Llegaron varios enfermeros, lo llevaron a terapia, pero no sobrevivió. Había perdido masa encefálica y además no tenía obra social, así que a la mierda.

Hice que ese mismo día se iniciara un sumario al doctor Javier Gonzales por mala praxis, uso de instrumental quirúrgico para dañar a un tercero y robo de opiáceos en el quirófano.

Lo último lo agregué porque lo estábamos haciendo todos y ya necesitábamos que alguien se hiciera cargo de los faltantes. Siempre buscamos un perejil para eso y Javi se nos había entregado en bandeja. Una pena.

Quintana me dejó pensando. ¿Quién me lo habrá mandado? Quizás fue una joda de alguien, pero Javi lo magulló feo. No era para tanto.

Lo sumarios eran extremadamente lentos. Javier Gonzales siguió trabajando conmigo, así que todo volvió a la normalidad, exorcismos iban y venían a diario, una rutina fastidiosa.
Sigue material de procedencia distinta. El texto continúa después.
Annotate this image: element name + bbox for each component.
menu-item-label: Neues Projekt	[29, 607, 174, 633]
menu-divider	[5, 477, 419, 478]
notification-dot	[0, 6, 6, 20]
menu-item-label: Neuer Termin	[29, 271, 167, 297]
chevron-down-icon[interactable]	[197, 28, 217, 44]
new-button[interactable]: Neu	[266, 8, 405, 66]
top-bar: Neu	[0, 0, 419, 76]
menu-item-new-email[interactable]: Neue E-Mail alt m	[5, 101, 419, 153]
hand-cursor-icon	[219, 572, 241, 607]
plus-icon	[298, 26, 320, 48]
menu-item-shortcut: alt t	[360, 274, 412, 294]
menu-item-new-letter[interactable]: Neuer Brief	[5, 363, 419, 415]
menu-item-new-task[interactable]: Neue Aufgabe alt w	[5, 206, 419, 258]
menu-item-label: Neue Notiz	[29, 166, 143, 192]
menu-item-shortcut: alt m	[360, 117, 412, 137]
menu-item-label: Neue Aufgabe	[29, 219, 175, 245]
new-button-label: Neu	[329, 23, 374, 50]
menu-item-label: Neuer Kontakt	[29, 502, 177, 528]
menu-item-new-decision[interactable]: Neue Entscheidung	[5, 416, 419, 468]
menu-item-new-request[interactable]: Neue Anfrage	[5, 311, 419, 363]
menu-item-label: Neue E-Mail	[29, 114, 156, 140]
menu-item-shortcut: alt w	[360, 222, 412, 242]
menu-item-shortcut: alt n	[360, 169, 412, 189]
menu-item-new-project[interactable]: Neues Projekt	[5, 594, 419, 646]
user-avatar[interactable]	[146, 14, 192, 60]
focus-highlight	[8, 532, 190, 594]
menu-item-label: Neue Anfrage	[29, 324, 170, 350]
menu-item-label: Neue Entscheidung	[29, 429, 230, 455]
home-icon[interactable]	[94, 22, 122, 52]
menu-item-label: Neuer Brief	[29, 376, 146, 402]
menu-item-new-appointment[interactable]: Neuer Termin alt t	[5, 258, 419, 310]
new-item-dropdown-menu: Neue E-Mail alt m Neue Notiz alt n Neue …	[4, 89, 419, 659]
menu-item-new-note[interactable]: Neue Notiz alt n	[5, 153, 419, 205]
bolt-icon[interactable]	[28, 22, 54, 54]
Un sábado a la noche me llamaron de urgencia al hospital. Eso nunca pasaba, los sábados no trabajábamos nunca, menos a la noche. Aparentemente la hija de un alto funcionario estaba poseída. Tuve que ponerme el ambo y salir.

Llegué al quirófano y estaba Javier con una actitud nerviosa.

-Que haces.

-Aquí, aburrido. ¿Quién mierda labura un sábado por la noche?

-Decímelo a mí. ¡Qué clavo! Voy a la computadora a ver mis mails.

Javier asintió con la cabeza y señaló la computadora con la mano. Caminé hacia ella y Javier hasta los instrumentos del quirófano, hacía ruido como buscando algo.

Abrí Facebook y veo unas fotos hermosas que me sorprendieron sobremanera. Lo sentí a Javi acercándose a mis espaldas. Sin quitar la mirada de la pantalla le digo: “¡Javier, Dos de nuestros pasantes están de vacaciones en las Islas Maldivas!”.